Is there a general rule of thumb for what to "Shoot for" regarding RA and SRM?

The recipe is from the brewery of the beer and It's for a nut brown

10gal 82% eff

15.5 2 row
8oz flaked barley
8oz crystal 120l
8oz crystal 5
8oz munich malt
4.8oz chocolate 500l
4.8oz roasted 600l

18srm
5.6 sparge
8.85 sparge

my water profile is

CA 6
SO4 8
MG 2
NA 8
Cl 6.5
alkalinity 26

----------------

However, not ever playing with RA before and the need for baking soda. I'm not completely sure what i'd be looking at here for proper salts for PH and RA adjustment if i'm not sure what the RA needs to be for darker beers for SRM. Googling didn't lead me to much unfortunately.

Any help would be lovely!
 
i'll be interested to see the responses from smart people. I also am just learning about water.

what I do is acidify my sparge water to get under 25 (using bru'n-water spreadsheet), and then add whatever gypsum and chloride I want for flavor, and whatever acid i need (usually none with porters/stouts) to get an appropriate predicted mash ph. Seems to be getting me in the ballpark while i'm learning, but the alkalinity of my tapwater is 170-ish.
 
You will find posts about this, but they tend to be buried in the noise. In short, you don't actually target residual alkalinity as a goal in itself. You aim for an appropriate mash pH. RA then takes care of itself as part of the equation. Mash pH for darker beers is usually best on the higher side of the range, 5.5 will do it (at room temperature).

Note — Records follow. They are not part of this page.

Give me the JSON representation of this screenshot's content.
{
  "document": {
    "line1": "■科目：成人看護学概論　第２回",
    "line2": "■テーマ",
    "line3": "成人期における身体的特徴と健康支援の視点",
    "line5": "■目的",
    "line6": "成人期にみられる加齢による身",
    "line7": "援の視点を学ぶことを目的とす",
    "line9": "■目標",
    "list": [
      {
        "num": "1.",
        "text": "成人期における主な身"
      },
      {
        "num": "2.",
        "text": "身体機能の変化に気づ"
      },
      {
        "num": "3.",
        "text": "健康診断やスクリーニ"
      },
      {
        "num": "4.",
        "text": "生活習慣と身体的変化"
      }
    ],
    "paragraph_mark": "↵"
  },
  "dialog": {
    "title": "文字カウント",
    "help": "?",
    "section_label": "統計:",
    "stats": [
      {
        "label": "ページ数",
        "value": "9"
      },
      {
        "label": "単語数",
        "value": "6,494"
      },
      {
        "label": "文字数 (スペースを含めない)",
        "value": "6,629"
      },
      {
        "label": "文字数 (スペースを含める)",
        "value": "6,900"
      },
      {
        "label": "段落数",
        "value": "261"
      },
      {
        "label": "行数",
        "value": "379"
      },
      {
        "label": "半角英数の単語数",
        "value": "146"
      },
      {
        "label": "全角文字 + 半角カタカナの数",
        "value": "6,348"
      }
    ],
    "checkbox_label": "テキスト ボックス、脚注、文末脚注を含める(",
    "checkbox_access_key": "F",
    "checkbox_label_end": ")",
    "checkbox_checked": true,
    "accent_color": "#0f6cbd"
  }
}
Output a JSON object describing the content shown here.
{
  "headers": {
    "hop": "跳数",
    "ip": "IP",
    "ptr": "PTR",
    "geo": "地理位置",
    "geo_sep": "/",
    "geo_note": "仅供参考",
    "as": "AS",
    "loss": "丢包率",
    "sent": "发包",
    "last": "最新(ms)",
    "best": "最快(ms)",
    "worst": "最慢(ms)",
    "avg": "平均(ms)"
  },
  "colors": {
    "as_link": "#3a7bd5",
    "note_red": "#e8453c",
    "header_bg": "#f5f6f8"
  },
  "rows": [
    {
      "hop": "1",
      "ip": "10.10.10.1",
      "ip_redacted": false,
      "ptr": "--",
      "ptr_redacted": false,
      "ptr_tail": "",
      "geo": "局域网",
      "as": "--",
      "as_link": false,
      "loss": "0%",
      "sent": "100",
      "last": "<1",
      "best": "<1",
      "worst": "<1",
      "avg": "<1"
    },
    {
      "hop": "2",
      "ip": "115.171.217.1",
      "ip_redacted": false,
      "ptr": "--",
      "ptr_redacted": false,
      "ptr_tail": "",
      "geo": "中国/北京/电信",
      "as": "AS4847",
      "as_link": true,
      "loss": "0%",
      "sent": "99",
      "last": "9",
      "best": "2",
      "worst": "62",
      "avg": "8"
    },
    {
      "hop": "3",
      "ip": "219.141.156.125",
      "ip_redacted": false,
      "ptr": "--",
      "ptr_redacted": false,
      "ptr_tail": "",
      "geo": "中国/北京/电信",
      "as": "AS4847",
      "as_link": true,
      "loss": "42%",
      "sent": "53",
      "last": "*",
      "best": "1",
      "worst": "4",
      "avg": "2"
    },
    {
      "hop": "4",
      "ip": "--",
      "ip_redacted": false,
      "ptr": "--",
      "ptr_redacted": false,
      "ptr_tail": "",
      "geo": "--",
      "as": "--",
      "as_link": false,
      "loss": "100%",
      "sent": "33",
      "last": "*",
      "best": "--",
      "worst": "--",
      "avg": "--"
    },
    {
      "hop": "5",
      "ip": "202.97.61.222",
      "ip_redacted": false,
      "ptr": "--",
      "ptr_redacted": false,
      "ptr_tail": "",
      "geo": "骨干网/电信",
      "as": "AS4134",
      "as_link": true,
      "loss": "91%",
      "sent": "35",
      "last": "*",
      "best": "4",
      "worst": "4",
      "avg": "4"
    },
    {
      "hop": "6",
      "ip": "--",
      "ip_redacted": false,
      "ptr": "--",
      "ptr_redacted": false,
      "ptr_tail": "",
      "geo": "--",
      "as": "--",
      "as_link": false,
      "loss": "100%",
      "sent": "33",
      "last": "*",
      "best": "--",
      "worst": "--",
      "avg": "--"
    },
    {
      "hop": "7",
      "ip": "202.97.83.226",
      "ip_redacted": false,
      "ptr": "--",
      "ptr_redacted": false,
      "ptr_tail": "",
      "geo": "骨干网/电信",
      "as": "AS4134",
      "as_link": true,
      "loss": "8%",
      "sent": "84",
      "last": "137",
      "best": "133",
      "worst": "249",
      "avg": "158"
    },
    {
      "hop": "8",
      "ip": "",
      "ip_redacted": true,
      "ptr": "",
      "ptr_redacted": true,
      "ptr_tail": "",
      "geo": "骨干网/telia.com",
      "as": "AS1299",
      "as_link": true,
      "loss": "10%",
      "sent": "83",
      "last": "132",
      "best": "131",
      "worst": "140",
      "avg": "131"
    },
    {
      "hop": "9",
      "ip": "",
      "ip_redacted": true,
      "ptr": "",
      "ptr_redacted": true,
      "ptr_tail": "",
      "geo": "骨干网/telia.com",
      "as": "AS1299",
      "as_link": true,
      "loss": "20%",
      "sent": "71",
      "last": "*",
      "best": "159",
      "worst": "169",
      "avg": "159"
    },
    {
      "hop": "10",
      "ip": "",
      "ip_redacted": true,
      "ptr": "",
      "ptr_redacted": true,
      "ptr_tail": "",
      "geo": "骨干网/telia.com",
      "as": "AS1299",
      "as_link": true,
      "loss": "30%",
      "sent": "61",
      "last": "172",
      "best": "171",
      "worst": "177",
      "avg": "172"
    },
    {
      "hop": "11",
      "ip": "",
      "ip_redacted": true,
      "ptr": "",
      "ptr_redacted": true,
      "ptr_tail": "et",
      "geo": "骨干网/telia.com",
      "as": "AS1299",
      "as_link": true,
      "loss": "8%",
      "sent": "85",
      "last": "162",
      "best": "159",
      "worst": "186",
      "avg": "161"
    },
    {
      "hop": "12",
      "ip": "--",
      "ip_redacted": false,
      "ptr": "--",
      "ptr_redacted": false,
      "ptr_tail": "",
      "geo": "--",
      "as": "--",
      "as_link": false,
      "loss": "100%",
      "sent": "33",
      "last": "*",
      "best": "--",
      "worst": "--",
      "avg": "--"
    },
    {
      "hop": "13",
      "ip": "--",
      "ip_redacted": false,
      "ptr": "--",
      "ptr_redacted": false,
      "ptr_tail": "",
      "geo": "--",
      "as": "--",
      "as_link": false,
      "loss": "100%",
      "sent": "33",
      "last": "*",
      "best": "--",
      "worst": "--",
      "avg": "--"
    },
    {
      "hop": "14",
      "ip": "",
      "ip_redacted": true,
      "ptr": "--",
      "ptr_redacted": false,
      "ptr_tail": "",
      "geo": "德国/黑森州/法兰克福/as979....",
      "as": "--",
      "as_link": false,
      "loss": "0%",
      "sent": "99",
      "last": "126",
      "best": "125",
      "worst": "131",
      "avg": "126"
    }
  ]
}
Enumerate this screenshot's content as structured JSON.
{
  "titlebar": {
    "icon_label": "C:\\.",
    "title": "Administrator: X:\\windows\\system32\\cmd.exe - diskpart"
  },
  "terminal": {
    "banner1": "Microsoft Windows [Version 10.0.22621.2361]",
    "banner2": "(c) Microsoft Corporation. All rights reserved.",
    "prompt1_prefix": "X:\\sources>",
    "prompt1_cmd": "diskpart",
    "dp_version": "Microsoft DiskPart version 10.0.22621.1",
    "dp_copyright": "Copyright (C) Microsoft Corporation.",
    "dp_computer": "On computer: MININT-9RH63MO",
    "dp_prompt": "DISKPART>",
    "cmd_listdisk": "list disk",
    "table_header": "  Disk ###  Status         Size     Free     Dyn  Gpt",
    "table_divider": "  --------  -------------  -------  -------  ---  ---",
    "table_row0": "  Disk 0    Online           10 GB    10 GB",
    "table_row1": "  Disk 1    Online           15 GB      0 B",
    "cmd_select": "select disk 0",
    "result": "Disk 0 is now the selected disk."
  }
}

One way to approach a dark beer's water profile is to take a minimalist approach toward mineral additions. First, add CaCl until Calcium is around 40 ppm. Chloride will then also be at around the same level. Gypsum (for sulfate) is not required at all, neither is Mg. Once you have hit the 40 ppm Ca level, look at the predicted mash pH. It is certain to be below 5.5, probably by a decent amount. Now, add just enough baking soda to raise it to 5.5. You should end up with no more than 20 ppm sodium (Na) in the mash.

A nut brown ale at 18 SRM is not too dark, really. You can do fine with mash pH of 5.45 also. It's hard to give a prescription for this because there is no such thing. Brew it and try it!
 
Awesome, thank you!
I've heard so many different stories on this that it's just been odd. But i will try that out!
 
I think you hear many stories because lots of brewers drink the KoolAid that suggests for us to match a historical water profile with our beer. I think that approach was introduced to give people some examples based on (questionable) reality, and it gives us a feeling that we are choosing something "legit."

Another perspective we see a lot of is the highly scientific one, where the author mentions moles, anions, cations, and exotic units of measure. Great stuff - but it's too deep in the weeds for most of us.

In reality, I've found that a minimal approach that ensures a good pH but doesn't exceed any thresholds with regard to mineral levels is a great starting point. From there, if you want to find out what 200 ppm SO4 does to your IPA, go for it. But it's always safe to aim for Ca of 40-50 using CaCl and/or gypsum. Cl and SO4 will be at nominal levels using that approach. From there, if you still have to get a lower pH, use lactic acid... higher pH, baking soda. (All of this assumes that you're using RO/DI as a blank slate.)